British telecoms and services company aql has formally opened a new data center in a “secure location,” in the South Bank district of the City of Leeds.
The facility has been in operation since December, and will contribute its waste heat to a district heating system, that Leeds has built to pipe heat from a waste treatment facility to local homes and businesses.
Back in December, Northern Powerhouse Partnership Minister Andrew Percy MP snipped the ribbon, stating that the facility would “make Leeds a hub for digital development in the North.”
The new data center has been awarded a contract to serve a number of UK schools, universities and teaching hospitals from the new facility, its first tenant being the University of Leeds.
To this end, it will link to Janet, the multi-terabit network which serves the UK educational community, which is operated by the Jisc non-profit agency.
Chair of the Northern Powerhouse Partnership and former Chancellor of the Exchequer George Osborne MP, stated that the data center would play a “vital role” in “assisting academic institutions to benefit from faster, more reliable connections.”
aql Founder and CEO, Adam Beaumont, hinted at possible future developments, stating that “big data storage is a growing requirement for the academic community as part of university-business research projects, so we plan to continue our investment in the city and build further facilities, as needed by Jisc and our UK academic tenants.”

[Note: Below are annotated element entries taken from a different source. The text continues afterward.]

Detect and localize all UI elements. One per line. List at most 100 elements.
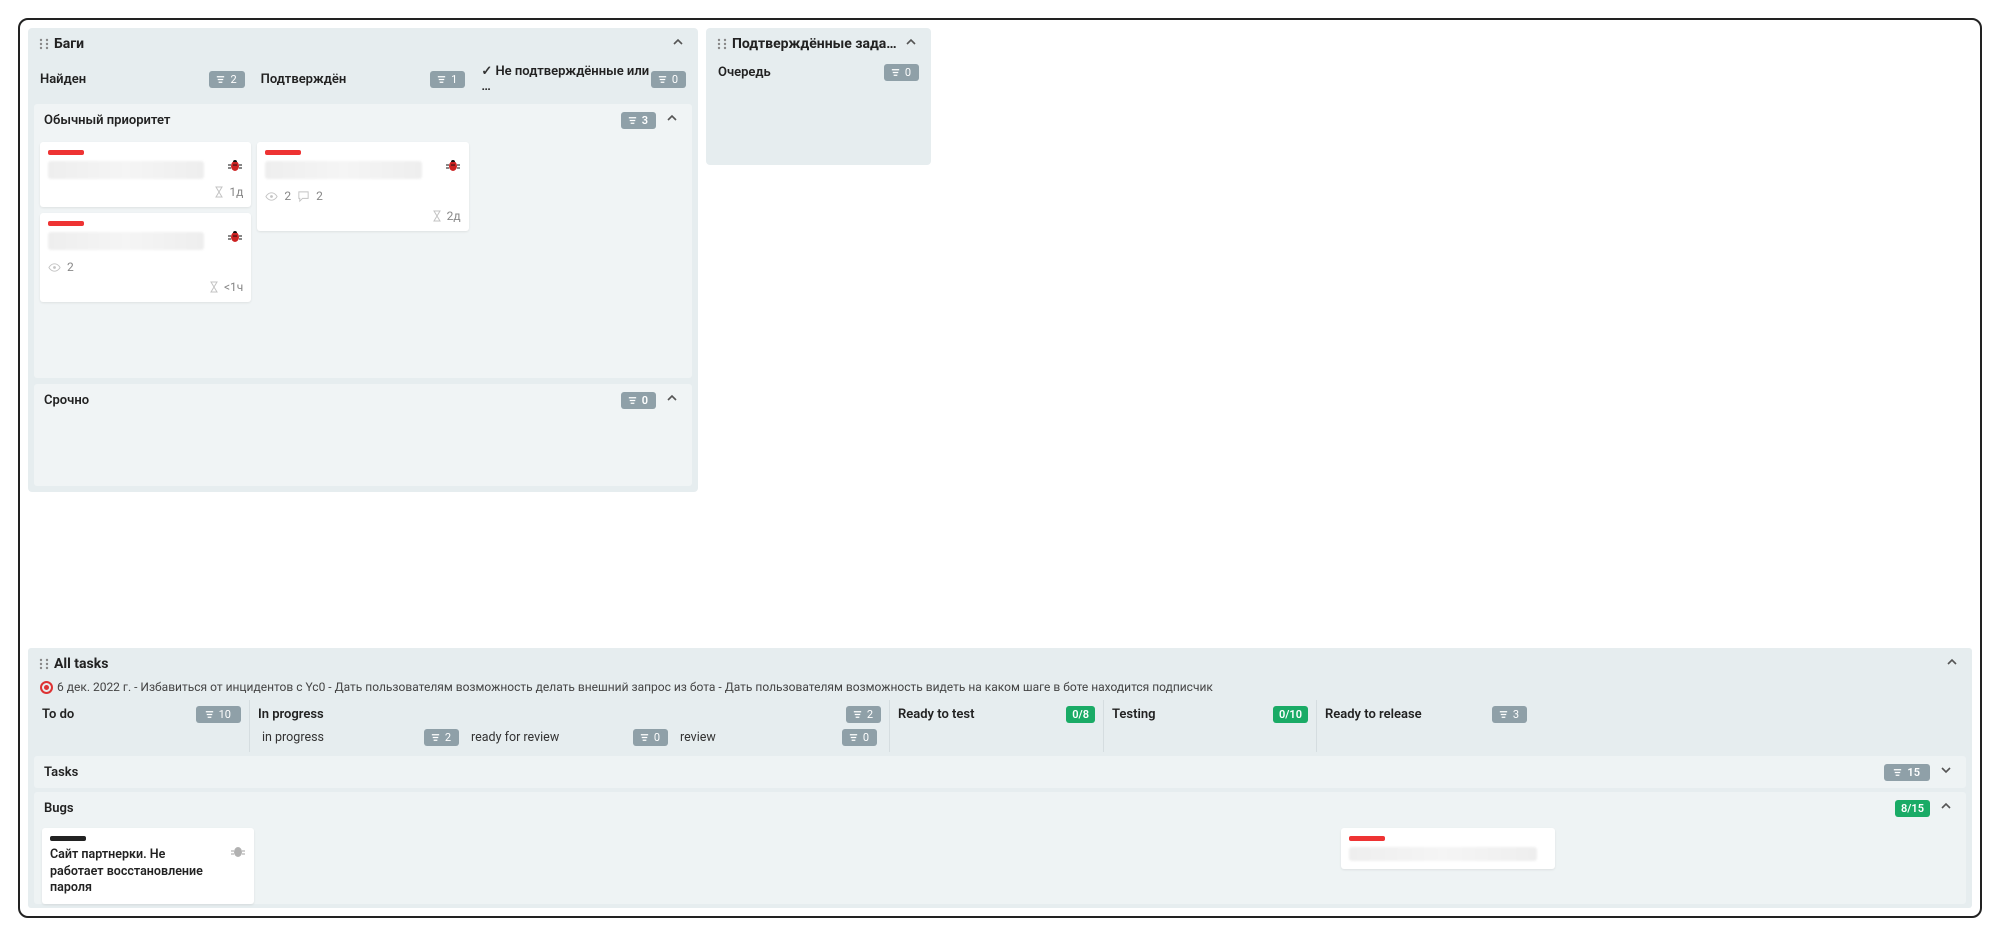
subcolumn-in-progress[interactable]: in progress 2 [258, 727, 463, 748]
bug-icon [445, 157, 461, 173]
bug-card[interactable]: 2 <1ч [40, 213, 251, 302]
drag-handle-icon[interactable] [38, 38, 50, 50]
count-pill: 2 [846, 706, 881, 723]
bug-card[interactable]: 1д [40, 142, 251, 207]
chevron-up-icon[interactable] [662, 390, 682, 410]
swimlane-cell-confirmed: 2 2 2д [257, 142, 468, 302]
swimlane-normal-priority: Обычный приоритет 3 [34, 104, 692, 378]
card-meta: 2д [265, 209, 460, 223]
card-tag [48, 150, 84, 155]
count-pill: 0 [633, 729, 668, 746]
column-label: Найден [40, 72, 86, 87]
card-title-redacted [48, 232, 204, 250]
goal-text: 6 дек. 2022 г. - Избавиться от инциденто… [57, 680, 1213, 694]
comment-icon [297, 190, 310, 203]
cell-inprog [260, 828, 900, 904]
column-unconfirmed[interactable]: Не подтверждённые или … 0 [475, 60, 692, 98]
swimlane-cell-unconfirmed [475, 142, 686, 302]
columns-row-approved: Очередь 0 [706, 60, 931, 165]
column-confirmed[interactable]: Подтверждён 1 [255, 60, 472, 98]
column-ready-to-test[interactable]: Ready to test 0/8 [890, 700, 1104, 752]
bug-card[interactable]: Сайт партнерки. Не работает восстановлен… [42, 828, 254, 904]
card-tag [48, 221, 84, 226]
chevron-up-icon[interactable] [668, 34, 688, 54]
cell-release [1339, 828, 1557, 904]
count-pill: 0 [651, 71, 686, 88]
card-tag [1349, 836, 1385, 841]
cell-todo: Сайт партнерки. Не работает восстановлен… [40, 828, 256, 904]
target-icon [40, 681, 53, 694]
ratio-badge: 0/10 [1273, 706, 1308, 723]
count-pill: 3 [621, 112, 656, 129]
bug-icon [227, 157, 243, 173]
card-meta: 1д [48, 185, 243, 199]
swimlane-controls: 0 [621, 390, 682, 410]
swimlane-body: 1д 2 [34, 136, 692, 308]
card-title-redacted [265, 161, 421, 179]
hourglass-icon [208, 281, 220, 293]
columns-row-bugs: Найден 2 Подтверждён 1 Не подтверждённые… [28, 60, 698, 98]
card-tag [265, 150, 301, 155]
hourglass-icon [431, 210, 443, 222]
panel-header-bugs: Баги [28, 28, 698, 60]
card-meta-row: 2 [48, 260, 243, 274]
panel-all-tasks: All tasks 6 дек. 2022 г. - Избавиться от… [28, 648, 1972, 908]
swimlane-cell-found: 1д 2 [40, 142, 251, 302]
bugs-row: Сайт партнерки. Не работает восстановлен… [34, 824, 1966, 904]
count-pill: 0 [842, 729, 877, 746]
card-meta: <1ч [48, 280, 243, 294]
bug-icon [227, 228, 243, 244]
ratio-badge: 0/8 [1066, 706, 1095, 723]
panel-approved-tasks: Подтверждённые задачи (н… Очередь 0 [706, 28, 931, 165]
hourglass-icon [213, 186, 225, 198]
swimlane-title: Tasks [44, 765, 1884, 780]
board-container: Баги Найден 2 Подтверждён [18, 18, 1982, 918]
all-tasks-columns: To do 10 In progress 2 [28, 700, 1972, 752]
panel-title: Подтверждённые задачи (н… [732, 36, 901, 52]
swimlane-header: Срочно 0 [34, 384, 692, 416]
eye-icon [265, 190, 278, 203]
column-todo[interactable]: To do 10 [34, 700, 250, 752]
swimlane-title: Обычный приоритет [44, 113, 621, 128]
drag-handle-icon[interactable] [38, 658, 50, 670]
count-pill: 0 [884, 64, 919, 81]
column-testing[interactable]: Testing 0/10 [1104, 700, 1317, 752]
subcolumn-review[interactable]: review 0 [676, 727, 881, 748]
bug-card[interactable]: 2 2 2д [257, 142, 468, 231]
column-in-progress[interactable]: In progress 2 in progress 2 [250, 700, 890, 752]
chevron-up-icon[interactable] [662, 110, 682, 130]
swimlane-tasks: Tasks 15 [34, 756, 1966, 788]
chevron-up-icon[interactable] [901, 34, 921, 54]
card-tag [50, 836, 86, 841]
column-label: Очередь [718, 65, 771, 80]
column-label: Не подтверждённые или … [481, 64, 650, 94]
swimlane-controls: 3 [621, 110, 682, 130]
swimlane-header: Обычный приоритет 3 [34, 104, 692, 136]
chevron-down-icon[interactable] [1936, 762, 1956, 782]
count-pill: 2 [209, 71, 244, 88]
count-pill: 10 [196, 706, 241, 723]
ratio-badge: 8/15 [1895, 800, 1930, 817]
panel-header-all-tasks: All tasks [28, 648, 1972, 680]
drag-handle-icon[interactable] [716, 38, 728, 50]
swimlane-title: Срочно [44, 393, 621, 408]
chevron-up-icon[interactable] [1936, 798, 1956, 818]
swimlane-body-empty [34, 416, 692, 486]
column-ready-to-release[interactable]: Ready to release 3 [1317, 700, 1535, 752]
count-pill: 2 [424, 729, 459, 746]
column-queue[interactable]: Очередь 0 [712, 60, 925, 85]
column-found[interactable]: Найден 2 [34, 60, 251, 98]
swimlane-title: Bugs [44, 801, 1895, 816]
chevron-up-icon[interactable] [1942, 654, 1962, 674]
cell-ready [904, 828, 1118, 904]
cell-testing [1122, 828, 1335, 904]
card-title: Сайт партнерки. Не работает восстановлен… [50, 847, 217, 896]
panel-header-approved: Подтверждённые задачи (н… [706, 28, 931, 60]
bug-card[interactable] [1341, 828, 1555, 869]
card-meta-row: 2 2 [265, 189, 460, 203]
bug-icon [230, 843, 246, 859]
subcolumn-ready-for-review[interactable]: ready for review 0 [467, 727, 672, 748]
count-pill: 1 [430, 71, 465, 88]
count-pill: 0 [621, 392, 656, 409]
column-label: Подтверждён [261, 72, 347, 87]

District heating is often used in Nordic countries, but is a rarity in the UK, but Leeds has invested £21 million in a scheme to pump heat from a new recycling and energy recovery facility (RERF), .
The facility is also energy-efficient, and Osborne said he hoped the data center would contribute to the City’s renewable energy commitment.
According to Beaumont, it will be interfaced with “newly-planned district heating”, potentially to be used in an open air heated swimming pool in the new South Bank development, a £350 million ($430m) Commercial Estates Group (CEG) sponsored regeneration project.
The Leeds Institute of Data Analytics (LIDA) also applauded the investment, stating the facility will help meet the “ever-increasing demand for high performance computing and the associated power and cooling requirements”, providing “the best protection possible” for sensitive data.